‘When you observe your mind as it is, you may notice that it frequently changes from this to that; one thing and then another. Therefore, your mind is something that can’t be trusted.”
Don’t take it as a problem when your mind changes, and don’t become attached to the feelings that arise in each moment. You should know that likes and dislikes don’t mean much when you can see yourself liking someone then hating them again shortly afterward. You should know that it’s not that your mind shouldn’t change, but that your mind is something that will change again after a while.
So don’t get too excited when you like something, yet don’t reject it when you dislike something. You should deal with your feelings in a slightly detached manner when you feel good, not so good, happy, or so miserable.
It’s not about being out of control when you feel good, or throwing a tantrum when you feel bad, rather it’s about knowing and being aware that “good feelings are arising” when you feel good, and “bad feelings are arising” when you feel bad. Then you can become a person whose mind does not change.

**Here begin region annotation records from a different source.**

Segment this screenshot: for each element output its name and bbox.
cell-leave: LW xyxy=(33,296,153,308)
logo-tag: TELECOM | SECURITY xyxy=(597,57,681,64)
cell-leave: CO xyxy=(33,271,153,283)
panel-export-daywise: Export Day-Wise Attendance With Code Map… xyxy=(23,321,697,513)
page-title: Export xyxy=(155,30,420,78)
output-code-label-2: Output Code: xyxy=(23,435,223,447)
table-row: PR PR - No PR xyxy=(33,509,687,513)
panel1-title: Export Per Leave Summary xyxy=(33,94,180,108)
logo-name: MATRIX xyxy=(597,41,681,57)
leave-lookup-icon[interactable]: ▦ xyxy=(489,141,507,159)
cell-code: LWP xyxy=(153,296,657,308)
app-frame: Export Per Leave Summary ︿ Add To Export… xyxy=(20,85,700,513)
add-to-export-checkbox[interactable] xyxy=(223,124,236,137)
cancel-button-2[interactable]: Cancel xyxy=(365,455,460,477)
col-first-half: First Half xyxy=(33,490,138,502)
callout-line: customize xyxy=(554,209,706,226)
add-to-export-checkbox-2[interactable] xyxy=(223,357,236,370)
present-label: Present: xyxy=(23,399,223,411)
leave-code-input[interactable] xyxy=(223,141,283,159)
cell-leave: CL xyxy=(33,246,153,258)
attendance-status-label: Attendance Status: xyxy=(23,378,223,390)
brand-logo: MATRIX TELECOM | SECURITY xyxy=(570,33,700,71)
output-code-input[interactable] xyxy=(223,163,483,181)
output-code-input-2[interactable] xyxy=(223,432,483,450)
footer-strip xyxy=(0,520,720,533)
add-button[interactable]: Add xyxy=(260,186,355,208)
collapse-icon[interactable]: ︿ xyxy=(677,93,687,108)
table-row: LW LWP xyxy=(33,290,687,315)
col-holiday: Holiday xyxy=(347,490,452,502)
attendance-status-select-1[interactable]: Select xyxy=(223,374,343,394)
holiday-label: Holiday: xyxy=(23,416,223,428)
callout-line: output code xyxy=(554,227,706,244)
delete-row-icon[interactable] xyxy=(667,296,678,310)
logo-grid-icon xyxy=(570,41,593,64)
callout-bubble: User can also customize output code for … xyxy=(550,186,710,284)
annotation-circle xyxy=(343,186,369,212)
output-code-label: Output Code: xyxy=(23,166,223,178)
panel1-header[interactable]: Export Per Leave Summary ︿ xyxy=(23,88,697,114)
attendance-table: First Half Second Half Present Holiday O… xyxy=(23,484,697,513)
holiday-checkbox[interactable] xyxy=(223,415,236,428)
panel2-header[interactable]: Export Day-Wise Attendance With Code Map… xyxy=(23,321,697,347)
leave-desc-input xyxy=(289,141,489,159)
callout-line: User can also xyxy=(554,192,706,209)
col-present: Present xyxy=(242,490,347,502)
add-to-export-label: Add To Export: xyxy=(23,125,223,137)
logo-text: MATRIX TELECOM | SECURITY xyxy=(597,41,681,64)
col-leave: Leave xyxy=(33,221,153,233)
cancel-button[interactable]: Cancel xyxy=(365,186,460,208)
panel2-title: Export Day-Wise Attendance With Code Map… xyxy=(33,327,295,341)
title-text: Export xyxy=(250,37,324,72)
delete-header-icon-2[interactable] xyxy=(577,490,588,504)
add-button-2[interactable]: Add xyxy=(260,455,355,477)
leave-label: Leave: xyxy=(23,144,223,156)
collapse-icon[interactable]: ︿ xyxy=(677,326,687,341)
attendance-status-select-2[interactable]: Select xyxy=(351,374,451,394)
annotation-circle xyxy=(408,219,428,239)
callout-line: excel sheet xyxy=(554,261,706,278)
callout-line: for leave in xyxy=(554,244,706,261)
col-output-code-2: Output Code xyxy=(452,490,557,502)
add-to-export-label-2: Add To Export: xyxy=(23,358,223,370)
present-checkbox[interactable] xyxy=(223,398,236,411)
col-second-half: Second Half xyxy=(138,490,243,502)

When you decide to pray in the morning, you can’t just hope that the desire to pray will arise by itself. If you pray not only on the days you want to pray, but also on the days when you don’t want to, then you will continue to do so consistently as a result, and become a person who does not lose his or her original intention.
It is the same with feelings toward others. There are times when you like a person, and also when you don’t like a person. But since the mind itself can’t be trusted, you won’t reject them even when you dislike them.
If you don’t take your feelings seriously when someone says something bad to you, your feeling toward that person can be kept the same, no matter what that person does.
It doesn’t mean that you’ll always be in a good mood. When you know that your likes and dislikes are not to be trusted and you adhere to the perspective of maintaining a steady relationship, eventually the people around you will think, “This person doesn’t change.”